Enrollment in those old noncompliant plans was bound to dwindle eventually, as people found different sources of coverage, either through new jobs or, perhaps, reaching the age to qualify for Medicare. Now that isn’t going to happen. Instead, a new class of cheap, noncompliant plans will be open to new enrollees. The policies will likely draw people in good health away from the policies available on HealthCare.gov, driving premiums there even higher. (It may or may not be sheer coincidence that Wellmark will operate the new plans, too.)
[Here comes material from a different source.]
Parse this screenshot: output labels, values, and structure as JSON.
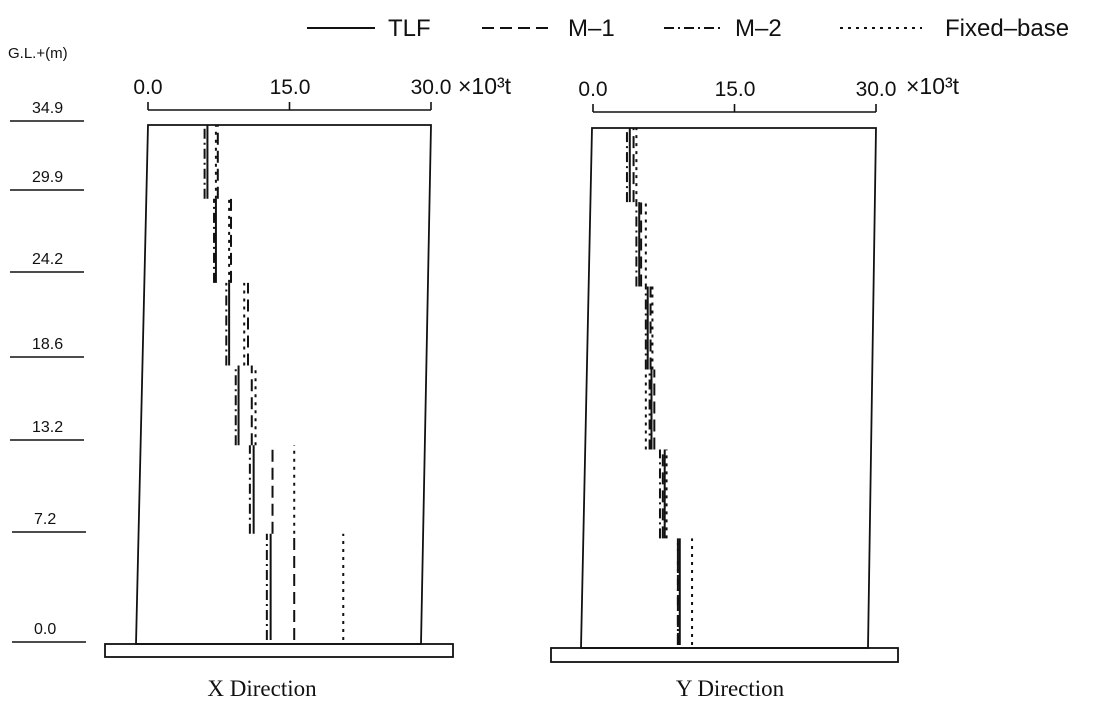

Iowans whose incomes qualify for the law’s tax credits may not notice the difference. They’ll still be able to get comprehensive, regulated policies through HealthCare.gov, usually at low prices. And Iowans with higher incomes, the ones who didn’t get the tax credits, will discover they have a much cheaper alternative. Many will feel genuine relief, even if the plans don’t provide as much coverage.
But some Iowans have pre-existing conditions, which means they won’t be able to buy the new plans. Others will sign up for a Farm Bureau-Wellmark policy, get sick and then require care that’s beyond what the plans cover. They will be in trouble.
And it doesn’t have to be that way.
How Iowa Officials Could Have Reacted ― But Didn’t
In Alaska and Minnesota, state officials faced remarkably similar situations, with premiums that put insurance out of reach for consumers who got little or no financial aid. They responded very differently than their counterparts in Des Moines. They created “reinsurance” pools that reimburse carriers for their most expensive-to-cover beneficiaries. Premiums fell in both states, and just this past week officials in Wisconsin said they were going to try the same thing.
Iowa’s GOP leaders could have tried some version of that. They also could have launched, finally, a serious outreach effort to boost enrollment.
“These are places where there are opportunities to grow and consolidate the risk pool,” Sarah Lueck, a senior policy analyst at the progressive Center on Budget and Policy Priorities think tank, told HuffPost. Lueck, who happens to be an Iowa native, has studied the state closely and calls the outreach failure “a huge missed opportunity.”
There were more ambitious options, too, like opening up Medicaid to individual buyers or creating state tax credits to supplement the existing federal ones. These ideas, which have come up for discussion in other states, would have entailed their own trade-offs ― including, most likely, additional government spending. That’s true of reinsurance, as well. But the sums would be relatively modest, depending on the option, and all would leave in place those protections for pre-existing conditions.
But preserving those protections is not a priority for most Republicans, at either the state or the federal level. They would prefer to reduce health insurance premiums by letting insurers cover fewer services and exclude people with serious medical problems. And they are trying their best to realize that vision ― by, for example, encouraging enrollment in short-duration insurance plans that aren’t subject to the Affordable Care Act’s requirements.
As long as the Affordable Care Act remains on the books, millions of low- and middle-income individuals will continue to get comprehensive, subsidized insurance they wouldn’t have otherwise ― and, most likely, have better access to care as a result. That’s especially true in states where leaders are more enthusiastic about making the program work.
But in other parts of the country, and for certain groups of people, buying health insurance is going to look a lot like it was before the Affordable Care Act. Cheap insurance will be available, as long as you are healthy, and it will take care of you just fine, just as long as you stay that way.